Стояла гробовая тишина, семёрка расположилась на полу, легли на бок, закрывая глаза. Вокруг лежали батраки, играя роль массовки, жаждущей хлеба и зрелищ. И если первое они получили вечером, то вот второе ждало их на протяжении ночи. Ватрувий медленно вышагивал вокруг лежащих на земле, в руках у elephantus’a была огромная, чугунная дубина, которой мужчина намеревался, как он выразился, сокращать численность бездарей. Так и начались адовы круги, в понимании лежащих.
Пол был холодный, а шаги наставника смешивались с топотом ещё нескольких наблюдателей. Они делали ставки, разные, но каждая из них была коварна: Кто не справится с эмоциями? Кто первый умрёт? Кто закричит? Эти и подобные вопросы витали в воздухе, становясь звонкой златью сыплющейся на стол зрителей. Ставки были сделаны, мнения высказаны.

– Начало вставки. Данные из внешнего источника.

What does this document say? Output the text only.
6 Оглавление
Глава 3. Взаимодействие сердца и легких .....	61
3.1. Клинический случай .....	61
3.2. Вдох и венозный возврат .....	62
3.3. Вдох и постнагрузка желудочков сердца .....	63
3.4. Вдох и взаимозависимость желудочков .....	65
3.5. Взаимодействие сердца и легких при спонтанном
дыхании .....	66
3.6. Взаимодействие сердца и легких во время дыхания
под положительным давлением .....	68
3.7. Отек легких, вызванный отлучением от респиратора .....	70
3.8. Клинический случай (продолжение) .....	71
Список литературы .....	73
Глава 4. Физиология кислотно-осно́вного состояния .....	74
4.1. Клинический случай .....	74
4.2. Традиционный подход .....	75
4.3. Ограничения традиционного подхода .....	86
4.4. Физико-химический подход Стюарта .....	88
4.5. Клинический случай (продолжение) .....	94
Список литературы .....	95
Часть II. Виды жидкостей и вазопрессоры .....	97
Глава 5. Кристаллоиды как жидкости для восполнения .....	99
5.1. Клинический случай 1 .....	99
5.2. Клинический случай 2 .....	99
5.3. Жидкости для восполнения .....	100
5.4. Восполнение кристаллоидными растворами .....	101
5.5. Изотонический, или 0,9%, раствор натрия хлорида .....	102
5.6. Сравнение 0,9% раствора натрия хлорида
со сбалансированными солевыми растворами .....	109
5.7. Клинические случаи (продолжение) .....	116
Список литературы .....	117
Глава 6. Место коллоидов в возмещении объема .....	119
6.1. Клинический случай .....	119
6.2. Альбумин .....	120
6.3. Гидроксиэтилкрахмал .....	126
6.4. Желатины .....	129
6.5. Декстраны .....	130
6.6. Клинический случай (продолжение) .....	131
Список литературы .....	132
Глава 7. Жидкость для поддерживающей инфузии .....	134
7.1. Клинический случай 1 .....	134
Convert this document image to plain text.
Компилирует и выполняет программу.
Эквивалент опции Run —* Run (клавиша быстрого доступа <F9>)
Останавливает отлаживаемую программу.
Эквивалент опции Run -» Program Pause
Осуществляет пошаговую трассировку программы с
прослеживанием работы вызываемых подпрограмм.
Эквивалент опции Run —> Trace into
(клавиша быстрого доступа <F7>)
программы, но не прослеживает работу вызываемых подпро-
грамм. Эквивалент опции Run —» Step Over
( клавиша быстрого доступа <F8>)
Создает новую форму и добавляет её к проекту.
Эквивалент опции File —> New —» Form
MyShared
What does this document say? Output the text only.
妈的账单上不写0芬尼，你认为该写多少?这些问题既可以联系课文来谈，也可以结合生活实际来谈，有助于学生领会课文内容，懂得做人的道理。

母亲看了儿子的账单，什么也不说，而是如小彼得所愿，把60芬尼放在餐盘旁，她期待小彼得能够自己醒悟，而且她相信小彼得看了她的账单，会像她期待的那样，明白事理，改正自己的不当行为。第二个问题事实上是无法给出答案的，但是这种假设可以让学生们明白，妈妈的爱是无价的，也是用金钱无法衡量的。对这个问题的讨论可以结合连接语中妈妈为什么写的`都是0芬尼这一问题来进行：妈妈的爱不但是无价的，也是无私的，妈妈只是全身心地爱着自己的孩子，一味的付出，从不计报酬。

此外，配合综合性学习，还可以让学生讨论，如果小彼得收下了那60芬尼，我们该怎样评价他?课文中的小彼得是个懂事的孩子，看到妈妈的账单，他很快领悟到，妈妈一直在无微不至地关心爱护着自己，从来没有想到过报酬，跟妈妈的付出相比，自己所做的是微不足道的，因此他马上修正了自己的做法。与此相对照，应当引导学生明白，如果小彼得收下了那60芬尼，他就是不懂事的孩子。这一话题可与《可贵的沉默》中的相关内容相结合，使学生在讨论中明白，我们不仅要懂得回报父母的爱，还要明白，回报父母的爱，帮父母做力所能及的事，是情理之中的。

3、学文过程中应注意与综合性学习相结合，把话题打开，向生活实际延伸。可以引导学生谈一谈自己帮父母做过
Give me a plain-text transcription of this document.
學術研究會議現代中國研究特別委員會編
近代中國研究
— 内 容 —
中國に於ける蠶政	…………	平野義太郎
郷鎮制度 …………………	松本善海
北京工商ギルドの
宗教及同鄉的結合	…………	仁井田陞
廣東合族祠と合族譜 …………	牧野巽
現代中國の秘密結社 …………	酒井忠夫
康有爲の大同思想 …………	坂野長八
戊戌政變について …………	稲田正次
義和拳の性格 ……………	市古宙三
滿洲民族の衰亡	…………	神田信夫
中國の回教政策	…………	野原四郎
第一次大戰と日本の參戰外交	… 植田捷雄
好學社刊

Сердце Ричи было готово взорваться от напряжения, одежда покрылась потом, стало трудно дышать. Homo пытался рассмотреть хоть что-нибудь, но темнота мешала задуманному. Даже когда глаза привыкли к мраку, максимум, что мог увидеть homo это силуэт лежавшего неподалёку. Они были игрушками, предметами, над которыми можно издеваться, ведь они не ответят. Клаус пытался возразить, Бэм отказывался участвовать в подобном, но несколько тумаков от Ватрувия заставило их принять условия. Они в плену, утопают в извращённом безумстве наставника.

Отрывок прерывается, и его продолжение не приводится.